Red Hat's dominance is predictable given its OpenShift platform, which is a Kubernetes-centric application platform. Its contributions align directly with product strategy. Microsoft's rise from open-source antagonist to second place is even more telling. The company now invests heavily in projects like OpenTelemetry, which saw a 39% rise in commits in 2025 and a contributor base that grew from 1,301 to 1,756. Microsoft, Splunk, and others are not acting out of altruism—they are making a land grab for observability standards.
Then there is Cilium, a project at the intersection of networking, observability, and security. After joining CNCF, contributing companies rose 90% from 533 to 1,011, and individual contributors jumped from 1,269 to 4,464. Google, Datadog, and Cloudflare all expanded their contributions. Cilium's importance lies in its role for distributed, latency-sensitive workloads—precisely the kind that AI creates. The project helps make AI workloads governable, visible, and efficient.
Nvidia's involvement is particularly revealing. The company ranked 14th in Kubernetes contributions over the past two years with 5,892 contributions. It open-sourced the KAI Scheduler, a Kubernetes-native GPU scheduler from its Run:ai acquisition, and is a key contributor to Kubeflow. Nvidia is not just selling chips; it is investing in the scheduling, orchestration, and workflow layers that determine how effectively those chips are used in real-world AI systems. By doing this through developer communities rather than cash payouts, Nvidia ensures its technology becomes the default standard.
CNCF reports that 66% of organizations hosting generative AI models now use Kubernetes for some or all inference workloads, explicitly calling it the de facto operating system for AI. While this claim serves the foundation's interests, the reality is that Kubernetes and Kubeflow are increasingly central to training and inference systems. Companies do not want to build their future on opaque, inescapable infrastructure they cannot inspect or influence. Open source provides that transparency.

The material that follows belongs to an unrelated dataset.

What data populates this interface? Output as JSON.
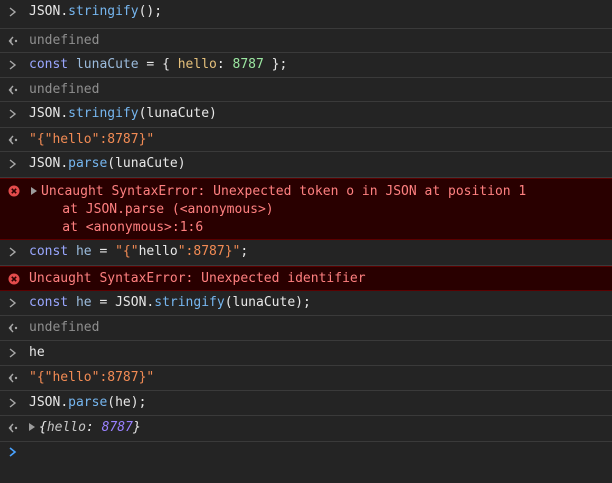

This evolution means open source is becoming less romantic and more essential. The old story of a fringe alternative driven by developer-led morality never truly held, but it is entirely obsolete now. Open source is where the cloud-native stack gets standardized, where observability gets normalized, where platform engineering gets productized, and where AI infrastructure is built. The contributors are not hobbyists—they are engineers employed by the world's largest technology companies, each shaping the substrate that everything else depends on.
The shift also changes how we should interpret open source contributions. Many still talk about them as philanthropy, and open source program offices still try to convince engineers to contribute because 'it's the right thing to do.' That approach misses the point. Contributions today are strategic investments. Whoever shapes the plumbing usually gets leverage over everything built on top of it. Kubernetes won because it became too important for any serious infrastructure company to ignore. Red Hat contributes heavily because its business depends on that remaining true.
In summary, the rising importance of AI is making open infrastructure more critical, not less. As AI workloads become more distributed and expensive, the ability to inspect, modify, and control the underlying infrastructure becomes a business necessity. Open source projects like Kubernetes, OpenTelemetry, Cilium, and Kubeflow are no longer optional niceties—they are the foundation upon which enterprises build their AI futures. The companies that invest deeply in these projects are not acting out of generosity; they are securing their position in the next era of computing.